Pourquoi Viripaev ?

Par Yann Métivier

@Sidonie Deschamps

« Genèse no 2 » est le deuxième texte d’Ivan Viripaev qu’on monte. On l’adore. C’est très certainement un des (premiers) grands dramaturges du xxie. Ivan Viripaev est russe. Athée. Et obsédé par l’idée de Dieu. Il y a dans son écriture un truc d’ascète, comme complètement dépouillé. Et en même temps hyper généreux. Surtout : incroyablement ambitieux. Volontiers métaphysique.

Viripaev s’attaque aux grandes interrogations humaines. Des questions existentielles, qu’il jette sur la glace mince de fictions fragiles. Quand la glace cède, que la fiction craque, la question est piégée.

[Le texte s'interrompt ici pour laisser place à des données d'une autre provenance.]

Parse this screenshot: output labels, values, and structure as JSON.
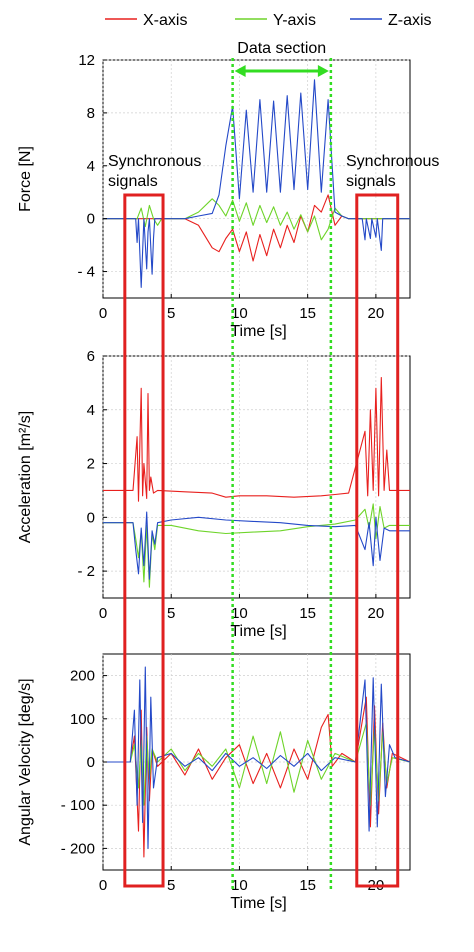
{
  "legend": [
    {
      "name": "X-axis",
      "color": "#e8201e"
    },
    {
      "name": "Y-axis",
      "color": "#6ed42a"
    },
    {
      "name": "Z-axis",
      "color": "#2449c8"
    }
  ],
  "annotations": {
    "data_section": "Data section",
    "sync_left_line1": "Synchronous",
    "sync_left_line2": "signals",
    "sync_right_line1": "Synchronous",
    "sync_right_line2": "signals",
    "data_section_range_s": [
      9.5,
      16.7
    ],
    "sync_left_range_s": [
      1.6,
      4.4
    ],
    "sync_right_range_s": [
      18.6,
      21.6
    ],
    "highlight_box_color": "#e02020",
    "section_line_color": "#33dd22"
  },
  "chart_data": [
    {
      "type": "line",
      "xlabel": "Time [s]",
      "ylabel": "Force [N]",
      "xlim": [
        0,
        22.5
      ],
      "ylim": [
        -6,
        12
      ],
      "xticks": [
        0,
        5,
        10,
        15,
        20
      ],
      "yticks": [
        -4,
        0,
        4,
        8,
        12
      ],
      "ytick_labels": [
        "- 4",
        "0",
        "4",
        "8",
        "12"
      ],
      "grid": true,
      "series": [
        {
          "name": "X-axis",
          "color": "#e8201e",
          "x": [
            0,
            6,
            7,
            8,
            8.5,
            9,
            9.5,
            10,
            10.5,
            11,
            11.5,
            12,
            12.5,
            13,
            13.5,
            14,
            14.5,
            15,
            15.5,
            16,
            16.5,
            17,
            17.5,
            18,
            22.5
          ],
          "y": [
            0,
            0,
            -0.5,
            -2.2,
            -2.5,
            -1.5,
            -0.8,
            -2.5,
            -1.0,
            -3.2,
            -1.2,
            -2.8,
            -0.8,
            -2.2,
            -0.5,
            -1.8,
            0.2,
            -1.0,
            1.0,
            0.5,
            1.8,
            -0.5,
            0.2,
            0,
            0
          ]
        },
        {
          "name": "Y-axis",
          "color": "#6ed42a",
          "x": [
            0,
            2.5,
            2.8,
            3.1,
            3.4,
            3.7,
            4.0,
            4.3,
            6,
            7,
            8,
            8.5,
            9,
            9.5,
            10,
            10.5,
            11,
            11.5,
            12,
            12.5,
            13,
            13.5,
            14,
            14.5,
            15,
            15.5,
            16,
            16.5,
            17,
            17.5,
            18,
            22.5
          ],
          "y": [
            0,
            0,
            0.8,
            -0.6,
            1.0,
            0,
            -0.5,
            0,
            0,
            0.5,
            1.5,
            1.0,
            0.2,
            1.4,
            -0.2,
            1.2,
            -0.5,
            1.0,
            -0.3,
            0.9,
            -0.5,
            0.5,
            -0.8,
            0.3,
            -1.0,
            0.2,
            -1.6,
            -0.8,
            0.8,
            0.2,
            0,
            0
          ]
        },
        {
          "name": "Z-axis",
          "color": "#2449c8",
          "x": [
            0,
            2.4,
            2.5,
            2.6,
            2.8,
            2.9,
            3.0,
            3.2,
            3.3,
            3.4,
            3.6,
            3.7,
            3.8,
            6,
            7,
            8,
            8.5,
            9,
            9.5,
            10,
            10.5,
            11,
            11.5,
            12,
            12.5,
            13,
            13.5,
            14,
            14.5,
            15,
            15.5,
            16,
            16.5,
            17,
            17.5,
            18,
            19,
            19.2,
            19.3,
            19.6,
            19.7,
            20.0,
            20.1,
            20.4,
            20.5,
            22.5
          ],
          "y": [
            0,
            0,
            -1.8,
            0,
            -5.2,
            -2.5,
            0,
            -3.8,
            -1.0,
            0,
            -4.2,
            -1.5,
            0,
            0,
            0.2,
            0.4,
            1.8,
            5.5,
            8.5,
            1.5,
            8.2,
            2.0,
            9.0,
            2.0,
            8.9,
            2.0,
            9.3,
            2.2,
            9.5,
            2.2,
            10.5,
            2.0,
            9.0,
            0.5,
            0.2,
            0,
            0,
            -1.6,
            0,
            -1.5,
            0,
            -1.4,
            0,
            -2.4,
            0,
            0
          ]
        }
      ]
    },
    {
      "type": "line",
      "xlabel": "Time [s]",
      "ylabel": "Acceleration [m²/s]",
      "xlim": [
        0,
        22.5
      ],
      "ylim": [
        -3,
        6
      ],
      "xticks": [
        0,
        5,
        10,
        15,
        20
      ],
      "yticks": [
        -2,
        0,
        2,
        4,
        6
      ],
      "ytick_labels": [
        "- 2",
        "0",
        "2",
        "4",
        "6"
      ],
      "grid": true,
      "series": [
        {
          "name": "X-axis",
          "color": "#e8201e",
          "x": [
            0,
            2.2,
            2.5,
            2.6,
            2.8,
            2.9,
            3.0,
            3.2,
            3.3,
            3.4,
            3.5,
            3.7,
            4.0,
            6,
            8,
            9,
            10,
            12,
            14,
            16,
            17,
            18,
            19.2,
            19.4,
            19.6,
            19.8,
            20.0,
            20.2,
            20.4,
            20.6,
            20.8,
            21,
            22.5
          ],
          "y": [
            1.0,
            1.0,
            3.0,
            0.6,
            4.8,
            0.8,
            2.0,
            0.7,
            4.6,
            1.0,
            1.5,
            0.9,
            1.0,
            0.95,
            0.9,
            0.75,
            0.8,
            0.8,
            0.75,
            0.8,
            0.85,
            0.9,
            3.2,
            0.8,
            4.0,
            1.0,
            4.8,
            0.8,
            5.2,
            1.0,
            2.5,
            1.0,
            1.0
          ]
        },
        {
          "name": "Y-axis",
          "color": "#6ed42a",
          "x": [
            0,
            2.2,
            2.4,
            2.6,
            2.8,
            3.0,
            3.2,
            3.4,
            3.6,
            3.8,
            4.0,
            5,
            7,
            9,
            11,
            13,
            15,
            17,
            18.5,
            19.2,
            19.5,
            19.8,
            20.0,
            20.3,
            20.6,
            21,
            22.5
          ],
          "y": [
            -0.2,
            -0.2,
            -0.8,
            -1.5,
            -0.5,
            -2.4,
            -0.3,
            -2.6,
            -0.6,
            -1.2,
            -0.3,
            -0.3,
            -0.5,
            -0.6,
            -0.55,
            -0.5,
            -0.35,
            -0.25,
            -0.1,
            0.3,
            -0.4,
            0.5,
            -0.8,
            0.4,
            -0.4,
            -0.3,
            -0.3
          ]
        },
        {
          "name": "Z-axis",
          "color": "#2449c8",
          "x": [
            0,
            2.2,
            2.4,
            2.6,
            2.8,
            3.0,
            3.2,
            3.4,
            3.6,
            3.8,
            4.0,
            5,
            7,
            9,
            11,
            13,
            15,
            17,
            18.5,
            19.2,
            19.5,
            19.8,
            20.0,
            20.3,
            20.6,
            21,
            22.5
          ],
          "y": [
            -0.2,
            -0.2,
            -1.2,
            -2.1,
            -0.4,
            -1.8,
            0.2,
            -2.3,
            -0.5,
            -1.0,
            -0.2,
            -0.1,
            0.0,
            -0.1,
            -0.15,
            -0.2,
            -0.3,
            -0.35,
            -0.3,
            -1.2,
            -0.2,
            -1.8,
            0.0,
            -1.6,
            -0.4,
            -0.5,
            -0.5
          ]
        }
      ]
    },
    {
      "type": "line",
      "xlabel": "Time [s]",
      "ylabel": "Angular Velocity [deg/s]",
      "xlim": [
        0,
        22.5
      ],
      "ylim": [
        -250,
        250
      ],
      "xticks": [
        0,
        5,
        10,
        15,
        20
      ],
      "yticks": [
        -200,
        -100,
        0,
        100,
        200
      ],
      "ytick_labels": [
        "- 200",
        "- 100",
        "0",
        "100",
        "200"
      ],
      "grid": true,
      "series": [
        {
          "name": "X-axis",
          "color": "#e8201e",
          "x": [
            0,
            2.0,
            2.3,
            2.6,
            2.8,
            3.0,
            3.2,
            3.4,
            3.6,
            4.0,
            5,
            6,
            7,
            8,
            9,
            10,
            11,
            12,
            13,
            14,
            15,
            16,
            16.5,
            16.8,
            17.5,
            18.5,
            19.3,
            19.6,
            19.9,
            20.2,
            20.5,
            20.8,
            21.2,
            22.5
          ],
          "y": [
            0,
            0,
            60,
            -160,
            120,
            -220,
            80,
            -90,
            30,
            -10,
            20,
            -30,
            30,
            -40,
            10,
            40,
            -50,
            20,
            -60,
            30,
            -40,
            80,
            110,
            -10,
            20,
            0,
            150,
            -150,
            130,
            -120,
            90,
            -60,
            20,
            0
          ]
        },
        {
          "name": "Y-axis",
          "color": "#6ed42a",
          "x": [
            0,
            2.0,
            2.3,
            2.6,
            2.8,
            3.0,
            3.2,
            3.4,
            3.6,
            4.0,
            5,
            6,
            7,
            8,
            9,
            10,
            11,
            12,
            13,
            14,
            15,
            16,
            17,
            18.5,
            19.3,
            19.6,
            19.9,
            20.2,
            20.5,
            20.8,
            21.2,
            22.5
          ],
          "y": [
            0,
            0,
            40,
            -60,
            50,
            -100,
            60,
            -40,
            30,
            0,
            30,
            -20,
            20,
            -10,
            30,
            -60,
            60,
            -50,
            70,
            -70,
            50,
            -40,
            20,
            0,
            90,
            -100,
            80,
            -90,
            70,
            -50,
            10,
            0
          ]
        },
        {
          "name": "Z-axis",
          "color": "#2449c8",
          "x": [
            0,
            2.0,
            2.3,
            2.5,
            2.7,
            2.9,
            3.1,
            3.3,
            3.5,
            3.7,
            4.0,
            5,
            6,
            7,
            8,
            9,
            10,
            11,
            12,
            13,
            14,
            15,
            16,
            17,
            18.5,
            19.2,
            19.5,
            19.8,
            20.1,
            20.4,
            20.7,
            21.0,
            21.4,
            22.5
          ],
          "y": [
            0,
            0,
            120,
            -100,
            190,
            -140,
            220,
            -200,
            150,
            -60,
            10,
            20,
            -10,
            10,
            -20,
            20,
            -10,
            10,
            -15,
            15,
            -10,
            20,
            -20,
            10,
            0,
            190,
            -160,
            195,
            -150,
            180,
            -80,
            40,
            10,
            0
          ]
        }
      ]
    }
  ]
}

Ces ruses géniales lui permettent de parler des sujets les plus ardus du monde avec des mots relativement simples (j’ai envie de dire 🙂 lumineux. J’ai l’impression en écrivant tout ça de parler de Beckett. Mais effectivement, il y a quelque chose. Dans l’ambition des thèmes. Et dans la manière presque frontale de les aborder. Chacune des pièces de Viripaev propose un (je ne trouve pas de meilleur mot) dispositif dramaturgique. C’est-à-dire qu’il met en scène sa propre façon de raconter. Et ses dispositifs, ses pièges, sont radicaux, souvent très originaux, et toujours efficaces. Le théâtre de Viripaev traque, par la marge et le minoritaire, un pouls invisible des choses. Comme dans un grand collisionneur, ses personnages sont poussés par des intuitions irréductibles et inconciliables. Ils se jettent tête la première contre la réalité. De ces chocs, Viripaev tire des photogrammes. De saisissantes synthèses de son époque, très loin des tics et lieux communs de l’actualité. Il cherche à dire l’essentiel. Nous pousse à redéfinir ce qui nous importe. Dans notre si riche époque, très trouble mais aussi très excitante.

Je crois que c’est ça qui nous ramène à l’écriture de Viripaev. C’est de ça qu’il témoigne. En ça que son théâtre est véritablement une proposition actuelle et importante. Son écriture est saturée de cette nécessité à nouveau pressante : s’étonner, inspirer, réanimer, donner de l’importance.